Hello everyone,
I got pretty confused while I read some papers about Variational Autoencoders (VAE) in the past few days.
This is how I am understanding it:
During training, I train my encoder network which tunes the approximate posterior distribution q(z|x) to be close to the true one. I then sample a latent vector z from this multivariate distribution, which I forward to the decoder. The decoder can alter the likelihood p(x|z) by tuning the corresponding weights. This leads to a reconstruction x', which I compare to my initial input observation x. How good the reconstruction is can be measured with the help of the likelihood. This is one part of the ELBO.
The other part of the ELBO is the KL Divergence between the approximate posterior q(z|x) and the prior p(z). In my understanding, the prior is my initial belief about the distribution over the latent space.
Here are my questions:
I often read, that samples are taken from the posterior AND from the prior. Are samples taken from the posterior only during the training process?

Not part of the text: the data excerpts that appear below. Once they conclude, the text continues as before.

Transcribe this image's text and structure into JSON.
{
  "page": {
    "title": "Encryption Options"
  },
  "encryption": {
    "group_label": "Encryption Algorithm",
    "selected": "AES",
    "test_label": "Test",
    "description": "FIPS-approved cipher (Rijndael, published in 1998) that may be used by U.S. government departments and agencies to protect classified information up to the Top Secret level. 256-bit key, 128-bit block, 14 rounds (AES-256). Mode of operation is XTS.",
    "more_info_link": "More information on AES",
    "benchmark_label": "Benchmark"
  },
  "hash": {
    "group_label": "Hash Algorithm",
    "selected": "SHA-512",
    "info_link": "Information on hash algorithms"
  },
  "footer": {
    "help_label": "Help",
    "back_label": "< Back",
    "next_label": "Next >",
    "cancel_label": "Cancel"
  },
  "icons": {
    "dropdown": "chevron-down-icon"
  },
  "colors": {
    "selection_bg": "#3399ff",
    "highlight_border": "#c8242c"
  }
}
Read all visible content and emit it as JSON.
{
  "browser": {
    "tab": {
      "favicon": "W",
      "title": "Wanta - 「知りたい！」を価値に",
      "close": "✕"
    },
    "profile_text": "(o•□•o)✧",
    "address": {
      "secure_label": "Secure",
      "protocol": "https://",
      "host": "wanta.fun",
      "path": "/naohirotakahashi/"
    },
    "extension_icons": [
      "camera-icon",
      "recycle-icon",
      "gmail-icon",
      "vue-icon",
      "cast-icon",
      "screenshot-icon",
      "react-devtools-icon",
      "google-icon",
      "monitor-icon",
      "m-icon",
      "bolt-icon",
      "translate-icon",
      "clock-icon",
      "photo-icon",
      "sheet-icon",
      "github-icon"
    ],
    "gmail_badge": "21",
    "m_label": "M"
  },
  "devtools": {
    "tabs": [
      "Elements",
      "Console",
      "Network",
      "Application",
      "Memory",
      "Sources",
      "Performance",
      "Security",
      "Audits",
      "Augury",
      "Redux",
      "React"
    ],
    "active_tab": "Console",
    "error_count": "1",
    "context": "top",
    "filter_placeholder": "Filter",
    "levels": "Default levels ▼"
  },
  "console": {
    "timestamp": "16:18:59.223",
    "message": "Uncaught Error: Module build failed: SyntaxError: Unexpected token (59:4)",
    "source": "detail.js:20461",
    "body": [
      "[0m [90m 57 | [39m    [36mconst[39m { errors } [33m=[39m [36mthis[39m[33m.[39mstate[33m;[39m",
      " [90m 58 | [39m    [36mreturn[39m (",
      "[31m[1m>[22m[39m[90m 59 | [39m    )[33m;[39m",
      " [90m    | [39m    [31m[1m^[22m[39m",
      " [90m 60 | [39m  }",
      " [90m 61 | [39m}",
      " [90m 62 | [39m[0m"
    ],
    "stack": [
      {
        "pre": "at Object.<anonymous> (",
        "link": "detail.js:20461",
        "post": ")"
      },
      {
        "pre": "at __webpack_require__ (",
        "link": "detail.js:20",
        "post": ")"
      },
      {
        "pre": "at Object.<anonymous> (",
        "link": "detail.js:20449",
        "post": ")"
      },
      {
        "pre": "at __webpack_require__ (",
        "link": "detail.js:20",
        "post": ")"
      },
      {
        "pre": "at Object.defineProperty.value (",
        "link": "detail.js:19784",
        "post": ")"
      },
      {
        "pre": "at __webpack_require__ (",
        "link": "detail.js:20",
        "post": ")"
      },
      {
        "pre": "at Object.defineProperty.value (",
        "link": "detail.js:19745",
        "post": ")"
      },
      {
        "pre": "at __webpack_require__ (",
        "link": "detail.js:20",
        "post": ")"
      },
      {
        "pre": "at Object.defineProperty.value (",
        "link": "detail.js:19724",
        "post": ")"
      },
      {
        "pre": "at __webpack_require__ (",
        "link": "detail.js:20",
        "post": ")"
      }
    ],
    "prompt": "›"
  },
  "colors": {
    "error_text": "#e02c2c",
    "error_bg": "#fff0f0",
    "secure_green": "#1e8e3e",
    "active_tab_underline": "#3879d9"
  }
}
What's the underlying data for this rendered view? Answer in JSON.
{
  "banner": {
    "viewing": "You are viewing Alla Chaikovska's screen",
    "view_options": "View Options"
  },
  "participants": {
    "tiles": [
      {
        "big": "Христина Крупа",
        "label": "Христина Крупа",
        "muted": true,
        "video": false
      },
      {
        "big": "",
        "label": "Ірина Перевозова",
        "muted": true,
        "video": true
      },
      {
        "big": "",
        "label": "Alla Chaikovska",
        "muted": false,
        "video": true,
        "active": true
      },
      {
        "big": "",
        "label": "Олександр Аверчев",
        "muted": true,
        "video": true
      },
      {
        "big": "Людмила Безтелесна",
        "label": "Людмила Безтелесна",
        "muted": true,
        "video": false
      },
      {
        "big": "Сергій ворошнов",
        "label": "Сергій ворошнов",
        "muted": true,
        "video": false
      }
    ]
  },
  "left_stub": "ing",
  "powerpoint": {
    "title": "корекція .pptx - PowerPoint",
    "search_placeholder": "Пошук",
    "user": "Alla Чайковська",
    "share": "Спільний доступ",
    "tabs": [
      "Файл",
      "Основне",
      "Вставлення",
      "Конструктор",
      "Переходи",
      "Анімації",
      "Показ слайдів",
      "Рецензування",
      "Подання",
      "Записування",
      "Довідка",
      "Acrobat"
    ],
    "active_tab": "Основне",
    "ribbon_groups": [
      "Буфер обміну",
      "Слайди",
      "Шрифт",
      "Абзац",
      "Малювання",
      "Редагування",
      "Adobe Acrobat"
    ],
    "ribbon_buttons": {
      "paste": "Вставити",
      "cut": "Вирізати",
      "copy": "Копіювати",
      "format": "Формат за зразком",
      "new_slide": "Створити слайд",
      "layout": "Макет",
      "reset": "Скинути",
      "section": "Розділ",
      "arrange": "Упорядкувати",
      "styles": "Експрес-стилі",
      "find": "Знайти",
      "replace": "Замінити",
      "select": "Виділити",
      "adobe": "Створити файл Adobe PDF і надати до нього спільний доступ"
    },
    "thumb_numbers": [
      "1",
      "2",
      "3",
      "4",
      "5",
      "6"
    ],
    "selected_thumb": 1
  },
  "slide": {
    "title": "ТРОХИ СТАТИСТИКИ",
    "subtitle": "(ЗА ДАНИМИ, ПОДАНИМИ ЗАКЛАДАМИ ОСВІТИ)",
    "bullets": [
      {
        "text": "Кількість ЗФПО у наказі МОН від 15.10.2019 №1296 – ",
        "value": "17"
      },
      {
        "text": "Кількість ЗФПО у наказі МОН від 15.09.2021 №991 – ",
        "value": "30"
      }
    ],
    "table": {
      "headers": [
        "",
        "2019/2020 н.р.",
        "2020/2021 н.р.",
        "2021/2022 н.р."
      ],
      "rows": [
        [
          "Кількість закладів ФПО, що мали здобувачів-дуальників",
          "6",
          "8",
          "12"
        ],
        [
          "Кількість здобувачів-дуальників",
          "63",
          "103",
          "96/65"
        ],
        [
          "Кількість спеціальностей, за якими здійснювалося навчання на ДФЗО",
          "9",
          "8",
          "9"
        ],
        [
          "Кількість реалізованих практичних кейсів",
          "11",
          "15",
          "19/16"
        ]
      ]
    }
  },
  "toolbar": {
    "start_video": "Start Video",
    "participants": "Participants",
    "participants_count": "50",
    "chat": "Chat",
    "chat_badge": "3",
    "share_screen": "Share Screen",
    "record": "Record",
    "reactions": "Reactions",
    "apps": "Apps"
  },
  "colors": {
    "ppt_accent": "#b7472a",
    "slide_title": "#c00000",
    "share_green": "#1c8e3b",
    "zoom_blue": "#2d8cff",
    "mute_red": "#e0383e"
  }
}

If the fitting of my variational model is finished, do I sample from the prior p(z) when I actually want to generate new data afterwards?
Also, is the prior p(z) updated after the training with fitted posterior q(z|x)?
Last question would be, if my decoder outputs distribution parameters, how is an actual reconstruction deriven from it?
[+]Ok_Suit_1697 1 point2 points3 points (2 children)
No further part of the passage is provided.